Auprès de Tulle,—Chassague offre à son ami Mathieu-Basile de l’accompagner dans une course nocturne;—ils arrivent dans un endroit désert;—Chassague renverse son ami à coups de bâton,—lui écrase la poitrine avec une pierre énorme,—croit devoir ajouter quelques coups de pied sur la tête,—après quoi il porte son ami dans un ruisseau—et lui enfonce la tête dans la vase à coups de botte.
On doit être bien malheureux d’avoir agi ainsi à l’égard d’un ami.—Le 17 juin, le jury, prenant en considération les regrets que doit éprouver l’infortuné Chassague,—regrets d’autant plus violents qu’il les dissimule,—admet en sa faveur des circonstances atténuantes.
Cour d’assises de la Seine.—(Audience du 1er juillet. Présidence de M. Montmerqué.)—Annette Boulet est accusée de plusieurs vols domestiques.—Le jury, tenant compte de ce que la fréquence des larcins reprochés à l’accusée établit clairement que le vol est devenu une habitude;—que l’empire de l’habitude est irrésistible sur beaucoup de personnes;—admet, en faveur d’Annette Boulet, des circonstances atténuantes.
Cour d’assises de la Loire:—Damiens Grangeon, admis à l’hospice de Saint-Bonnet-le-Château,—achète des allumettes phosphoriques et croit devoir mettre le feu à l’hôpital.—Le jury, appréciant que le feu mis avec des allumettes phosphoriques, qui s’allument avec une promptitude aussi grande que celle de la pensée,—ne suppose pas la préméditation dont on pourrait accuser Grangeon s’il avait mis le feu à l’hospice au moyen de l’ancien briquet, qui donne le temps de la réflexion,—en conséquence,—admet des circonstances atténuantes.
Ces faits divers ne sont ni inventés—ni cherchés avec soin, je les extrais de DEUX numéros de la Gazette des Tribunaux,—et ils ne sont pas les seuls.
«Monsieur, j’ai l’honneur de vous inviter à une réunion qui aura lieu chez moi dimanche prochain; l’heure est fixée à midi. Je donnerai des explications et développerai ces mots: Effort, Action, Providence; je crois pouvoir rendre sensible à chacun la loi immuable des minéraux, des végétaux, des animaux, des hommes et de Dieu lui-même.

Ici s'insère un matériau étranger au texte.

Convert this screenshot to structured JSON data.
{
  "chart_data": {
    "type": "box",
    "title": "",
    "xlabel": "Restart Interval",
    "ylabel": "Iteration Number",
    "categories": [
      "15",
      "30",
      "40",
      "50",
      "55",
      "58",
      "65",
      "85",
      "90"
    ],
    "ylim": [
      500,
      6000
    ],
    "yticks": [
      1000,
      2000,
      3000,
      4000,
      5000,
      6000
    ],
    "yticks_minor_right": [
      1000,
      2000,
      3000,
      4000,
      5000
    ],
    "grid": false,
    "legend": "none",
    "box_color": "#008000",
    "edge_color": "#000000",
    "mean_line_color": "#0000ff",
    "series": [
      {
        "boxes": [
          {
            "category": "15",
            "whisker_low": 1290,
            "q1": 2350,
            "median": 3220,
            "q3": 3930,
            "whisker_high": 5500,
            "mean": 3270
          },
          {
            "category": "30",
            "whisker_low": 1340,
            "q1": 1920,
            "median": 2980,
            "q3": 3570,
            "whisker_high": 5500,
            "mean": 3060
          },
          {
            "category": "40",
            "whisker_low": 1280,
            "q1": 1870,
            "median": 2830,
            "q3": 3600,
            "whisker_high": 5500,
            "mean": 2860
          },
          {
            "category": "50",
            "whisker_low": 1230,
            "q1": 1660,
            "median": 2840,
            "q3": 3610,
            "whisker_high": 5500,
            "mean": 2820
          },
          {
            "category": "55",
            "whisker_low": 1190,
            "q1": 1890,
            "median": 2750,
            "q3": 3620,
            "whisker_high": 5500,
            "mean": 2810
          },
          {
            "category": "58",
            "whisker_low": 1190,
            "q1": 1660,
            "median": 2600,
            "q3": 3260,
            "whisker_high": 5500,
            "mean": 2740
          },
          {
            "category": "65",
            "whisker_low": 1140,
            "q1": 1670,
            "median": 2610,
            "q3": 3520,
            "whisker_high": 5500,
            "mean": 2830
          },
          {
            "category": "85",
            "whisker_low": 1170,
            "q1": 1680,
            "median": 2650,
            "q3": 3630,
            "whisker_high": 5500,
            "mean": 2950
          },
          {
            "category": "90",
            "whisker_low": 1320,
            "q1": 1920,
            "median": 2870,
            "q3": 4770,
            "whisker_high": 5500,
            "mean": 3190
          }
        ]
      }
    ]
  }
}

»Votre serviteur compte sur vous pour la satisfaction de tous ses amis.
»Votre frère en Jésus-Christ, seul Dieu du ciel et de la terre.
»CHENEAU, C., rue Montesquieu, 2.»
Telle est la lettre que j’ai reçue de M. Cheneau et Ce, seul dieu du ciel et de la terre, comme il nous l’apprend.
Je regrettai de ne pouvoir contribuer par ma présence à la satisfaction des amis du dieu.
D’autres auraient craint d’être invités là comme une sorte d’agneau pascal,—sous les espèces duquel le dieu Cheneau se proposait de communier avec ses amis;—je sais que l’on attribuera mon absence à cette terreur; je sais qu’on m’accusera de lâcheté, mais j’ai pour moi ma conscience.
Heureusement que Grimalkin voltigeait par là, de sorte que j’ai su ce qui s’est passé dans le ciel Cheneau.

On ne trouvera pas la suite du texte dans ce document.